Le fantasme d’un collectif parfaitement harmonieux

Dans certaines équipes, tout semble réglé, fluide, sans heurts. Les échanges sont cordiaux, les tensions rares, les décisions prises dans un consensus apparent. Cette atmosphère peut être apaisante, mais elle n’est pas toujours le reflet d’un fonctionnement mature. Lorsque la recherche d’entente devient un objectif en soi, elle peut masquer une peur du conflit si intense qu’elle interdit toute expression de désaccord. Ce n’est plus l’harmonie réelle qui est visée, mais une surface sans aspérité, obtenue au prix d’une neutralisation affective et d’un renoncement à la différenciation.
Une paix construite sur la censure
S’il est légitime de préférer une ambiance apaisée, certains cadres collectifs vont plus loin : ils érigent le consensus en impératif moral, où toute tension devient suspecte, toute opposition perçue comme une menace. Cette posture, souvent inconsciente, permet d’éviter la confrontation, l’expression des limites, la mise en jeu des désaccords. Mais ce qui est évité se déplace : les conflits interdits en surface réapparaissent sous forme de passivité, de retraits, de communications indirectes. Le lien collectif devient alors une scène faussement lisse, où chacun et chacune joue un rôle plutôt que d’habiter sa place.

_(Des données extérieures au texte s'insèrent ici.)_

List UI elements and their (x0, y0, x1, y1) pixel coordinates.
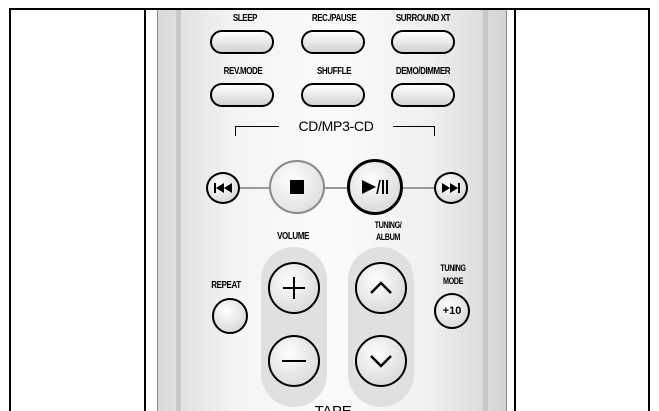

Exemple : Karim, moteur de l’harmonie
Karim, 39 ans, est chef d’équipe dans un service de développement local. Il se targue d’avoir su créer une “belle ambiance”, où “tout le monde s’écoute”. Lorsqu’un désaccord surgit, il s’empresse de le minimiser, de proposer des formules qui apaisent. En séance, il évoque une enfance dans une famille marquée par des conflits violents, où il tentait d’intervenir entre ses parents. Il a développé une capacité à anticiper les tensions, à les désamorcer, au point de ne plus supporter la moindre dissonance. Dans son équipe, cette posture l’épuise, car le coût de cette harmonie imposée devient invisible mais lourd à porter.

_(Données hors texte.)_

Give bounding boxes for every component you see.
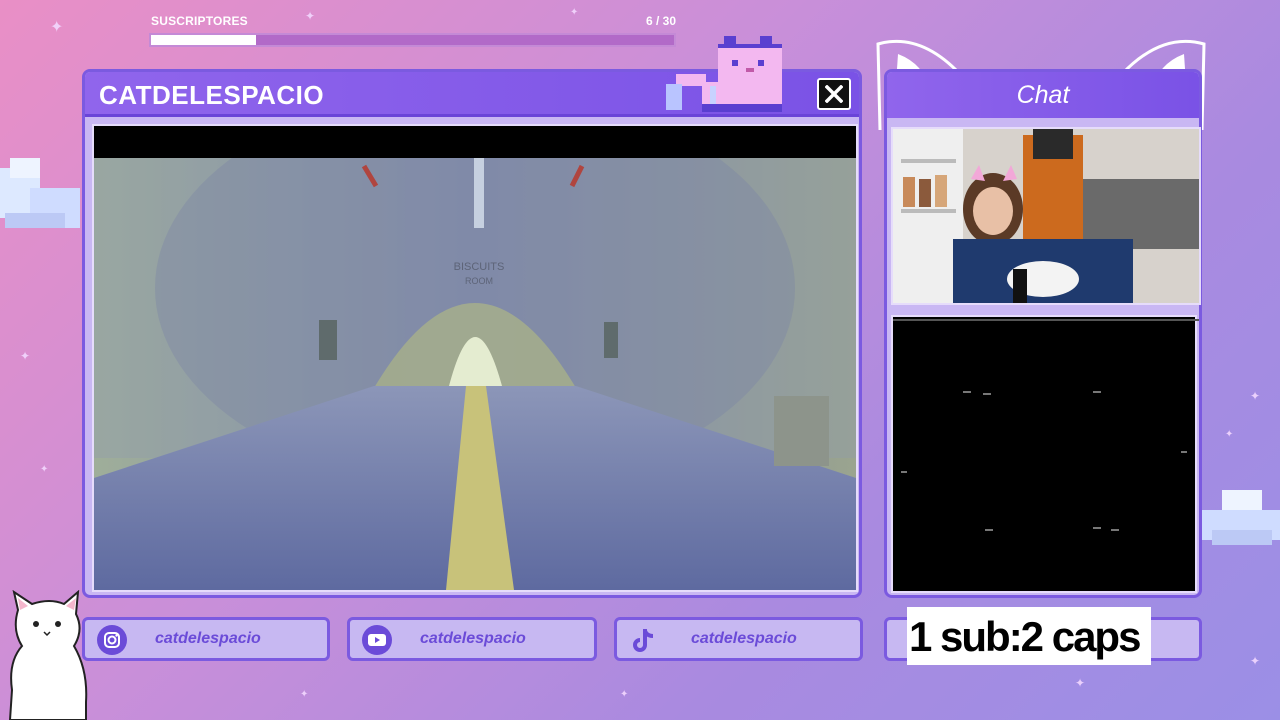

L’harmonie contre le conflit nécessaire
Le problème n’est pas l’harmonie en soi, mais son absolutisation. Un collectif vivant est traversé de conflits, de frictions, de différences légitimes, qui permettent l’ajustement, la création, la maturation. En cherchant à tout prix l’entente, on finit par étouffer la parole divergente, la critique fondée, voire l’individu lui-même. Le collectif devient normatif, lisse, parfois étouffant. Il ne reste que des rôles distribués, des sourires attendus, et une fatigue souterraine. L’illusion de cohésion masque alors une peur fondamentale : celle de revivre une déchirure affective ancienne, brutale, incontrôlable.

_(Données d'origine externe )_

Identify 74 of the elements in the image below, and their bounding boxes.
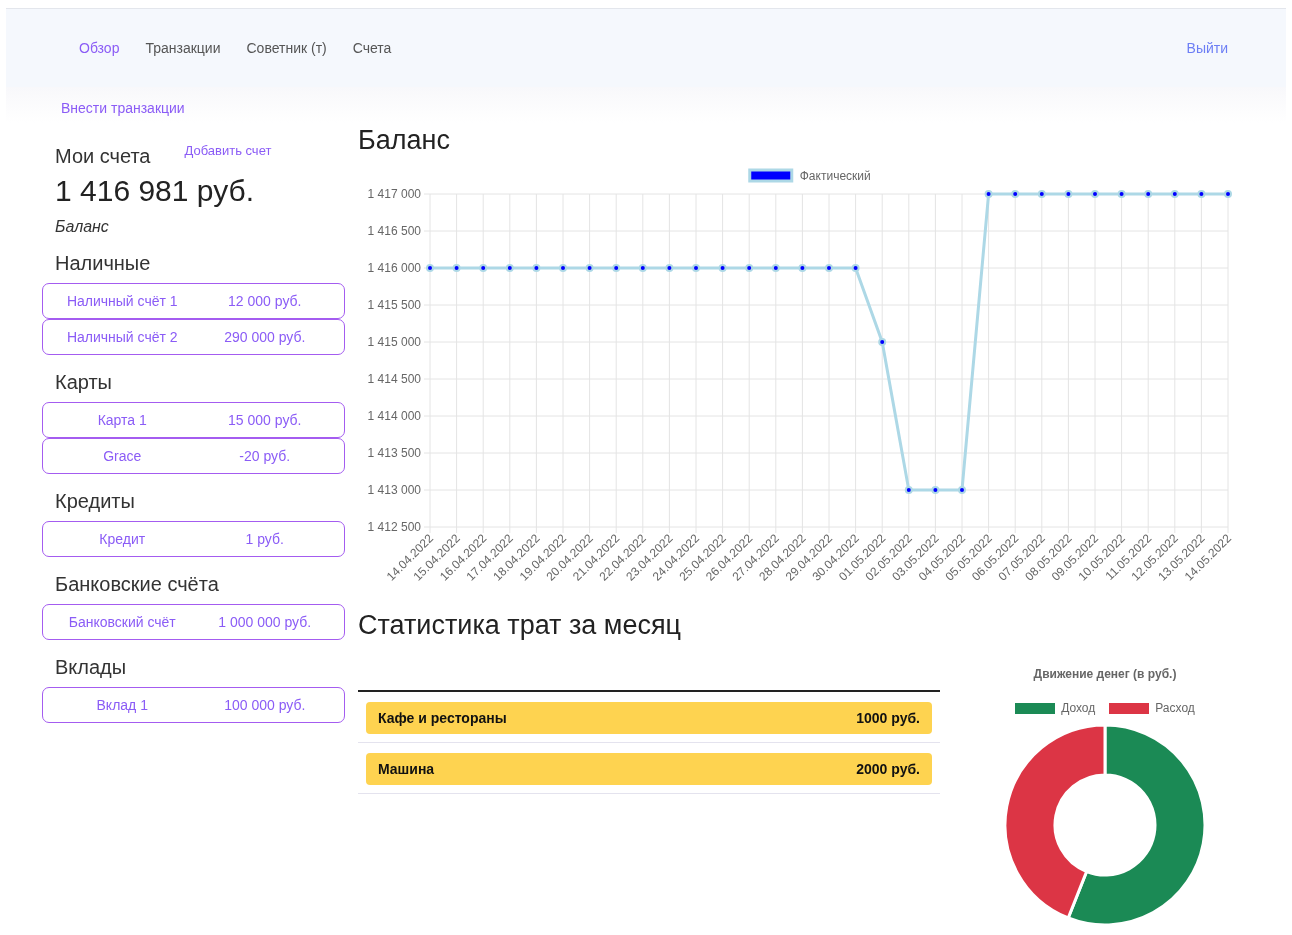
data-point <box>1117 190 1126 198</box>
account-button[interactable]: Кредит 1 руб. <box>42 521 345 557</box>
data-point <box>1011 190 1020 198</box>
y-tick-label: 1 416 000 <box>367 261 421 275</box>
group-title: Банковские счёта <box>54 572 220 597</box>
data-point <box>1170 190 1179 198</box>
legend-label: Фактический <box>799 169 871 183</box>
logout-link[interactable]: Выйти <box>1186 40 1228 56</box>
data-point <box>1224 190 1232 198</box>
data-point <box>665 264 674 272</box>
data-point <box>1144 190 1153 198</box>
data-point <box>532 264 541 272</box>
donut-title: Движение денег (в руб.) <box>1033 667 1177 681</box>
category-amount: 1000 руб. <box>856 710 920 726</box>
data-point <box>1064 190 1073 198</box>
category-amount: 2000 руб. <box>856 761 920 777</box>
account-button[interactable]: Вклад 1 100 000 руб. <box>42 687 345 723</box>
data-point <box>585 264 594 272</box>
legend-item[interactable]: Фактический <box>748 168 871 183</box>
total-balance: 1 416 981 руб. <box>54 173 255 208</box>
group-title: Карты <box>54 370 113 395</box>
accounts-title: Мои счета <box>55 145 151 168</box>
data-point <box>638 264 647 272</box>
account-button[interactable]: Карта 1 15 000 руб. <box>42 402 345 438</box>
balance-title: Баланс <box>358 124 451 156</box>
data-point <box>878 338 887 346</box>
category-name: Кафе и рестораны <box>378 710 507 726</box>
group-title: Кредиты <box>54 489 136 514</box>
data-point <box>505 264 514 272</box>
data-point <box>851 264 860 272</box>
account-button[interactable]: Банковский счёт 1 000 000 руб. <box>42 604 345 640</box>
data-point <box>904 486 913 494</box>
data-point <box>452 264 461 272</box>
spending-title: Статистика трат за месяц <box>358 609 683 641</box>
data-point <box>479 264 488 272</box>
y-tick-label: 1 415 000 <box>367 335 421 349</box>
add-transactions-link[interactable]: Внести транзакции <box>61 100 185 116</box>
data-point <box>984 190 993 198</box>
y-tick-label: 1 415 500 <box>367 298 421 312</box>
account-button[interactable]: Наличный счёт 2 290 000 руб. <box>42 319 345 355</box>
data-point <box>931 486 940 494</box>
account-button[interactable]: Наличный счёт 1 12 000 руб. <box>42 283 345 319</box>
add-account-link[interactable]: Добавить счет <box>184 143 272 158</box>
y-tick-label: 1 413 000 <box>367 483 421 497</box>
data-point <box>1197 190 1206 198</box>
data-point <box>1037 190 1046 198</box>
y-tick-label: 1 414 000 <box>367 409 421 423</box>
data-point <box>692 264 700 272</box>
account-button[interactable]: Grace -20 руб. <box>42 438 345 474</box>
data-point <box>745 264 754 272</box>
balance-caption: Баланс <box>54 217 110 236</box>
y-tick-label: 1 416 500 <box>367 224 421 238</box>
data-point <box>771 264 780 272</box>
group-title: Наличные <box>54 251 152 276</box>
nav-link[interactable]: Обзор <box>73 40 138 56</box>
nav-link[interactable]: Советник (т) <box>240 40 345 56</box>
data-point <box>426 264 434 272</box>
y-tick-label: 1 414 500 <box>367 372 421 386</box>
data-point <box>798 264 807 272</box>
nav-link[interactable]: Транзакции <box>139 40 239 56</box>
group-title: Вклады <box>54 655 128 680</box>
data-point <box>612 264 621 272</box>
data-point <box>718 264 727 272</box>
category-name: Машина <box>378 761 435 777</box>
data-point <box>559 264 567 272</box>
data-point <box>958 486 966 494</box>
legend-label[interactable]: Расход <box>1155 701 1195 715</box>
data-point <box>825 264 833 272</box>
y-tick-label: 1 413 500 <box>367 446 421 460</box>
data-point <box>1091 190 1099 198</box>
y-tick-label: 1 417 000 <box>367 187 421 201</box>
nav-link[interactable]: Счета <box>346 40 410 56</box>
y-tick-label: 1 412 500 <box>367 520 421 534</box>
legend-label[interactable]: Доход <box>1061 701 1096 715</box>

Ouvrir un espace pour le dissensus
Rompre avec ce fonctionnement demande de déconstruire l’association entre désaccord et catastrophe. Il s’agit de tolérer que la tension n’est pas toujours destructrice, qu’elle peut être contenante et structurante. Le conflit n’est pas un défaut de lien, mais une manifestation de la subjectivité en acte. Accepter cela permet de sortir du fantasme d’un collectif parfait, pour construire un groupe réel, habité, différencié. Un espace où chacun peut dire sans que cela brise, exister sans devoir s’effacer.